4. Il résulte de ce qui précède, sans qu'il soit besoin de se prononcer sur les autres moyens de la requête, que M. A ayant-droit de Mme A est fondé à demander la décharge des cotisations supplémentaires d'impôt sur le revenu et de prélèvements sociaux, en droits et pénalités, auxquelles Mme A a été assujettie au titre des années 2014 et 2015.

Sur les frais liés au litige :

5. Il y a lieu, dans les circonstances de l'espèce, de mettre à la charge de l'Etat le versement à M. A ayant-droit de Mme A d'une somme de 1 000 euros en application de l'article L. 761-1 du code de justice administrative.

D E C I D E :

Article 1er : M. A ayant-droit de Mme A est déchargé, en droits et pénalités, des cotisations supplémentaires d'impôt sur le revenu et de prélèvements sociaux auxquelles Mme A a été assujettie au titre des années 2014 et 2015.

Article 2 : L'Etat versera à M. A ayant-droit de Mme A une somme de 1 000 euros au titre de l'article L. 761-1 du code de justice administrative.

Article 3 : Le présent jugement sera notifié à M. B A ayant-droit de Mme C A et à la directrice chargée de la direction des impôts des non-résidents.

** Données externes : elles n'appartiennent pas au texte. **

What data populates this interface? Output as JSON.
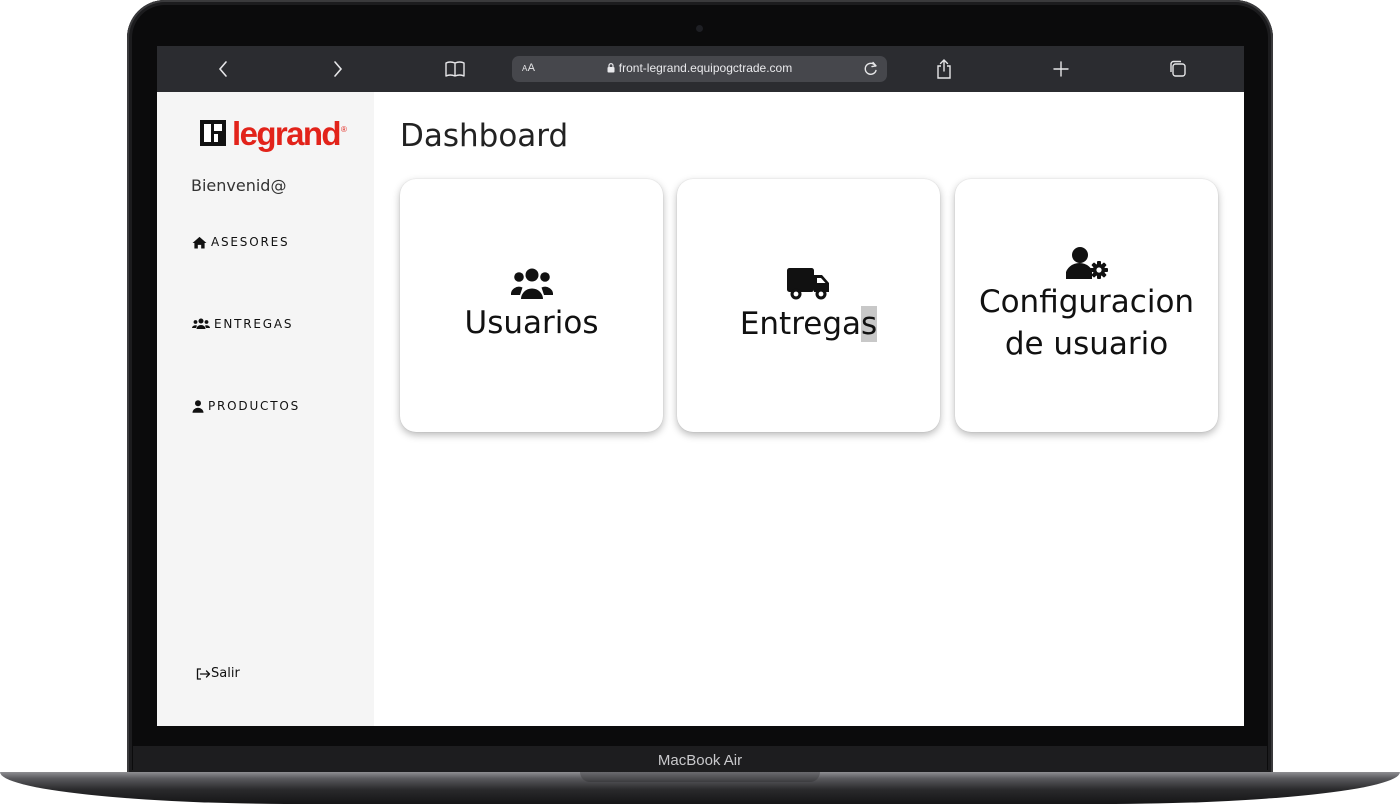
{
  "device": {
    "label": "MacBook Air"
  },
  "browser": {
    "url": "front-legrand.equipogctrade.com",
    "text_size_label": "AA"
  },
  "sidebar": {
    "logo_text": "legrand",
    "logo_reg": "®",
    "welcome": "Bienvenid@",
    "items": [
      {
        "label": "ASESORES",
        "icon": "home-icon"
      },
      {
        "label": "ENTREGAS",
        "icon": "users-icon"
      },
      {
        "label": "PRODUCTOS",
        "icon": "user-icon"
      }
    ],
    "logout": "Salir"
  },
  "main": {
    "title": "Dashboard",
    "cards": [
      {
        "label": "Usuarios",
        "icon": "users-icon"
      },
      {
        "label_main": "Entrega",
        "label_selected": "s",
        "icon": "truck-icon"
      },
      {
        "label_line1": "Configuracion",
        "label_line2": "de usuario",
        "icon": "user-gear-icon"
      }
    ]
  },
  "colors": {
    "brand": "#e2231a",
    "toolbar": "#2b2c30",
    "sidebar_bg": "#f5f5f5",
    "text_selection": "#c8c8c8"
  }
}
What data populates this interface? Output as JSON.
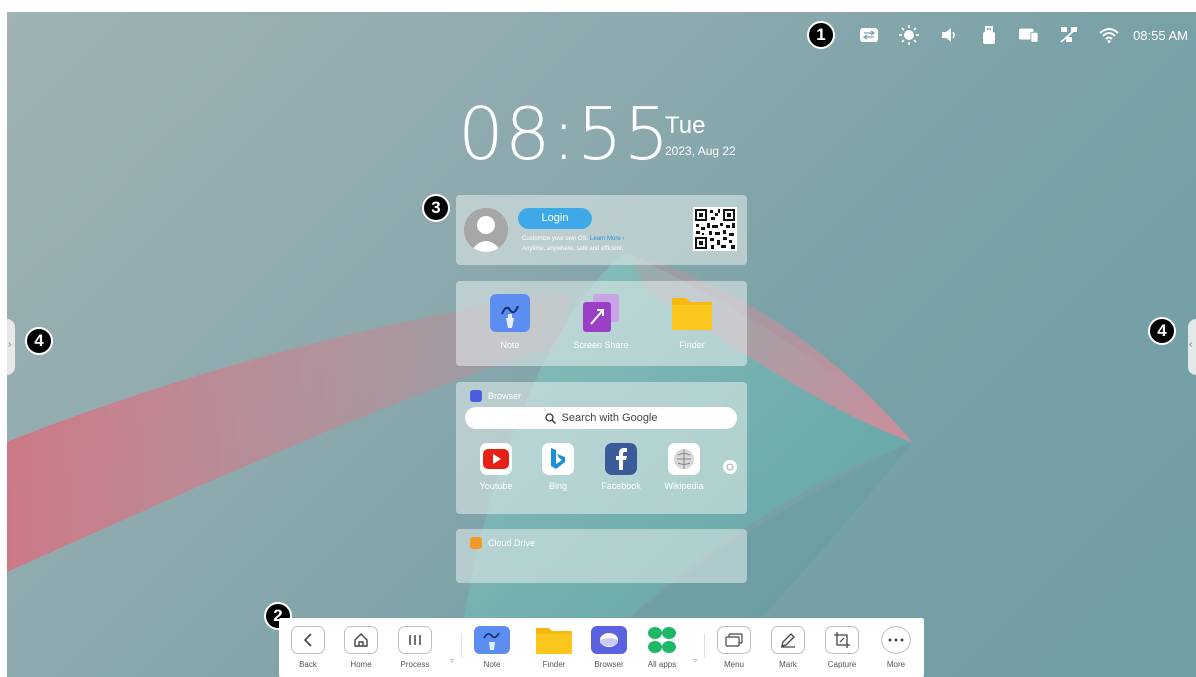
{
  "status_bar": {
    "time": "08:55 AM",
    "icons": [
      "switch-icon",
      "brightness-icon",
      "volume-icon",
      "usb-icon",
      "screen-mirror-icon",
      "network-disconnected-icon",
      "wifi-icon"
    ]
  },
  "markers": {
    "m1": "1",
    "m2": "2",
    "m3": "3",
    "m4_left": "4",
    "m4_right": "4"
  },
  "clock": {
    "time": "08:55",
    "day": "Tue",
    "date": "2023, Aug 22"
  },
  "login": {
    "button": "Login",
    "desc_line1": "Customize your own OS.",
    "desc_link": "Learn More ›",
    "desc_line2": "Anytime, anywhere, safe and efficient."
  },
  "apps": [
    {
      "label": "Note",
      "icon": "note-icon",
      "color": "#5b8ef0"
    },
    {
      "label": "Screen Share",
      "icon": "screen-share-icon",
      "color": "#9b3fc7"
    },
    {
      "label": "Finder",
      "icon": "folder-icon",
      "color": "#f7b90f"
    }
  ],
  "browser": {
    "title": "Browser",
    "search_placeholder": "Search with Google",
    "sites": [
      {
        "label": "Youtube",
        "icon": "youtube-icon",
        "color": "#e62117"
      },
      {
        "label": "Bing",
        "icon": "bing-icon",
        "color": "#1f8fd6"
      },
      {
        "label": "Facebook",
        "icon": "facebook-icon",
        "color": "#3b5a9a"
      },
      {
        "label": "Wikipedia",
        "icon": "wikipedia-icon",
        "color": "#999999"
      }
    ]
  },
  "cloud": {
    "title": "Cloud Drive"
  },
  "dock": {
    "back": "Back",
    "home": "Home",
    "process": "Process",
    "note": "Note",
    "finder": "Finder",
    "browser": "Browser",
    "all_apps": "All apps",
    "menu": "Menu",
    "mark": "Mark",
    "capture": "Capture",
    "more": "More"
  }
}
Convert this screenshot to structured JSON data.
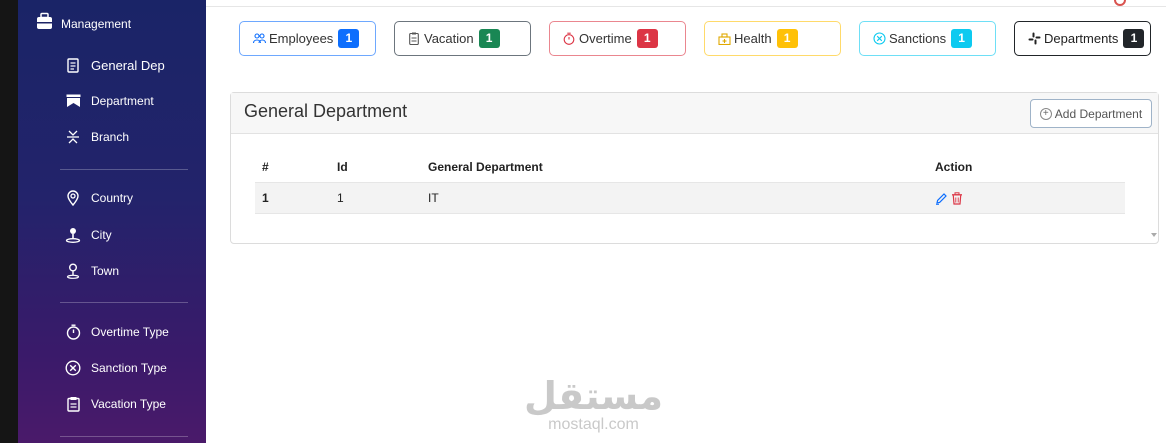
{
  "sidebar": {
    "header_label": "Management",
    "items": [
      {
        "label": "General Dep",
        "icon": "document-icon"
      },
      {
        "label": "Department",
        "icon": "bookmark-icon"
      },
      {
        "label": "Branch",
        "icon": "branch-icon"
      },
      {
        "label": "Country",
        "icon": "location-pin-icon"
      },
      {
        "label": "City",
        "icon": "person-pin-icon"
      },
      {
        "label": "Town",
        "icon": "map-pin-icon"
      },
      {
        "label": "Overtime Type",
        "icon": "stopwatch-icon"
      },
      {
        "label": "Sanction Type",
        "icon": "x-circle-icon"
      },
      {
        "label": "Vacation Type",
        "icon": "calendar-icon"
      }
    ]
  },
  "tabs": [
    {
      "label": "Employees",
      "count": "1",
      "color": "#0d6efd",
      "icon": "people-icon"
    },
    {
      "label": "Vacation",
      "count": "1",
      "color": "#198754",
      "icon": "clipboard-icon"
    },
    {
      "label": "Overtime",
      "count": "1",
      "color": "#dc3545",
      "icon": "stopwatch-icon"
    },
    {
      "label": "Health",
      "count": "1",
      "color": "#ffc107",
      "icon": "hospital-icon"
    },
    {
      "label": "Sanctions",
      "count": "1",
      "color": "#0dcaf0",
      "icon": "x-circle-icon"
    },
    {
      "label": "Departments",
      "count": "1",
      "color": "#212529",
      "icon": "slack-icon"
    }
  ],
  "card": {
    "title": "General Department",
    "add_button": "Add Department"
  },
  "table": {
    "headers": [
      "#",
      "Id",
      "General Department",
      "Action"
    ],
    "rows": [
      {
        "num": "1",
        "id": "1",
        "name": "IT"
      }
    ]
  },
  "watermark": {
    "arabic": "مستقل",
    "latin": "mostaql.com"
  }
}
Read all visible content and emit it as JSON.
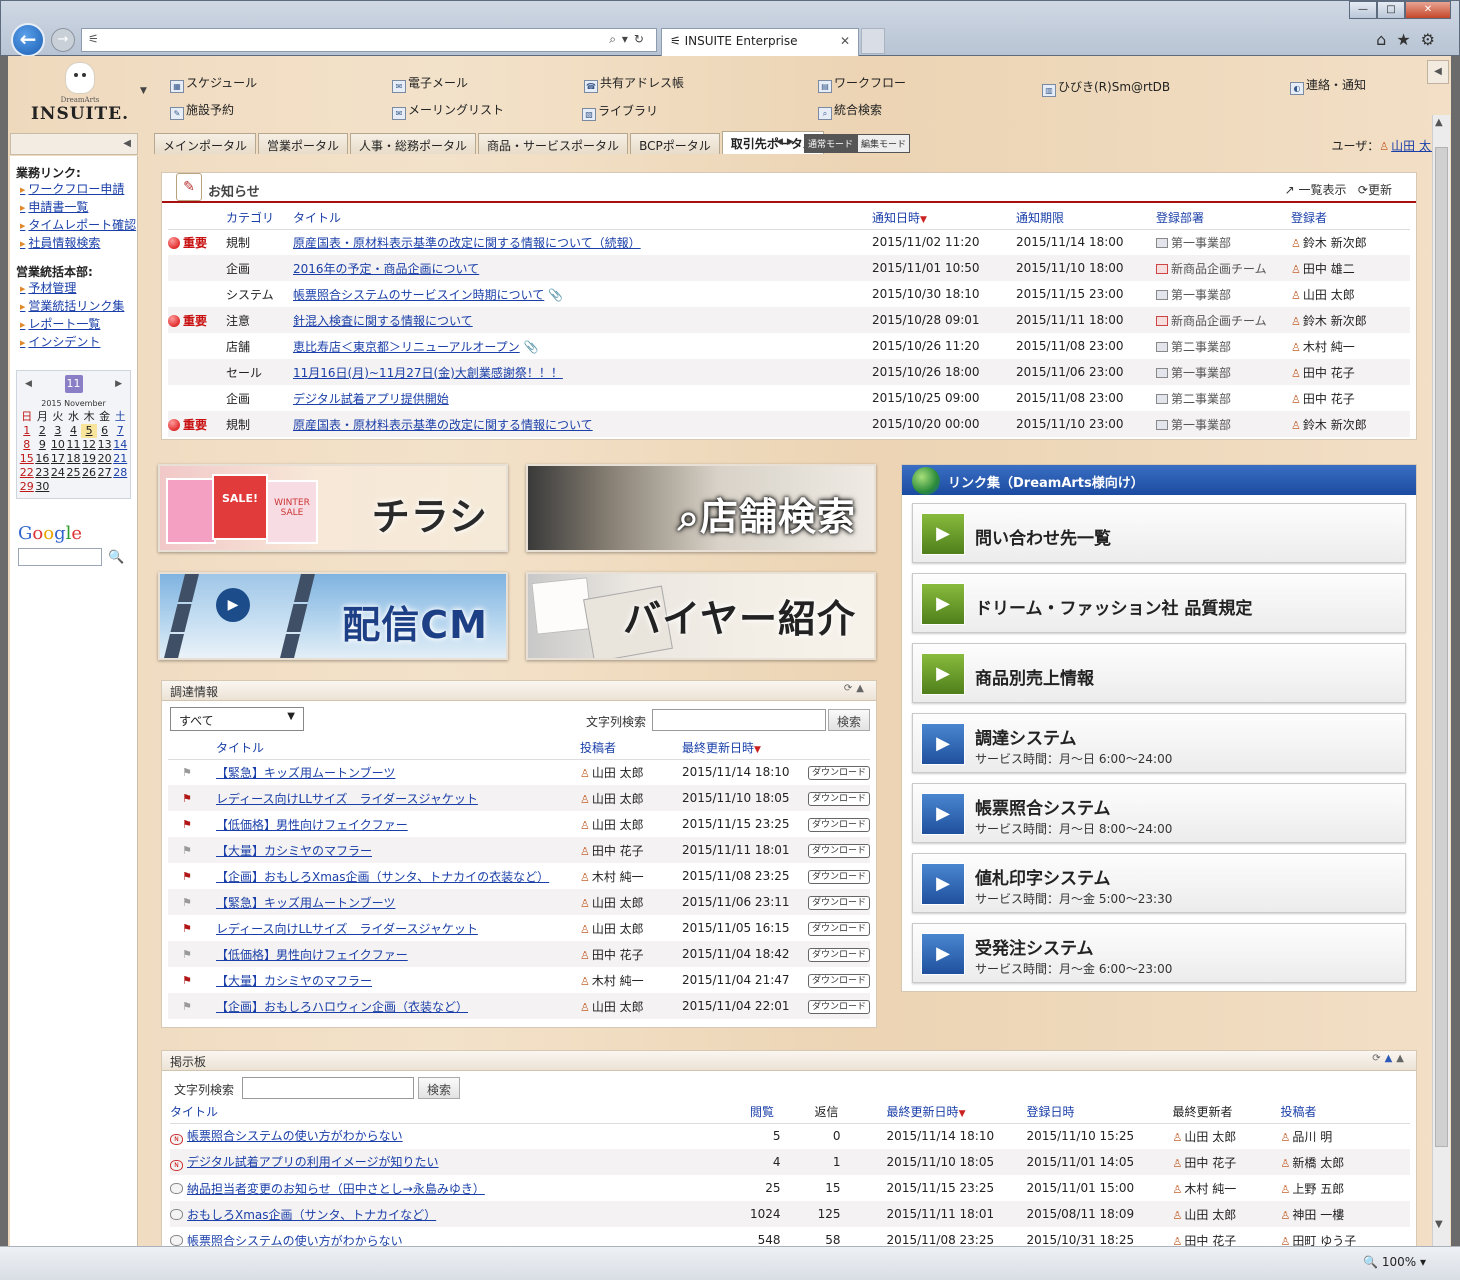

Délibéré après l'audience du 13 mars 2025, à laquelle siégeaient :

Mme Mach, présidente,

Mme Syndique, première conseillère,

M. David, conseiller.

Rendu public par mise à disposition au greffe le 27 mars 2025.

La rapporteure,

N. Syndique

La présidente,

A-S. MachLe greffier,

S. Werkling

La République mande et ordonne au ministre de l'économie, des finances et de la souveraineté industrielle et numérique en ce qui le concerne ou à tous commissaires de justice à ce requis en ce qui concerne les voies de droit commun contre les parties privées, de pourvoir à l'exécution de la présente décision.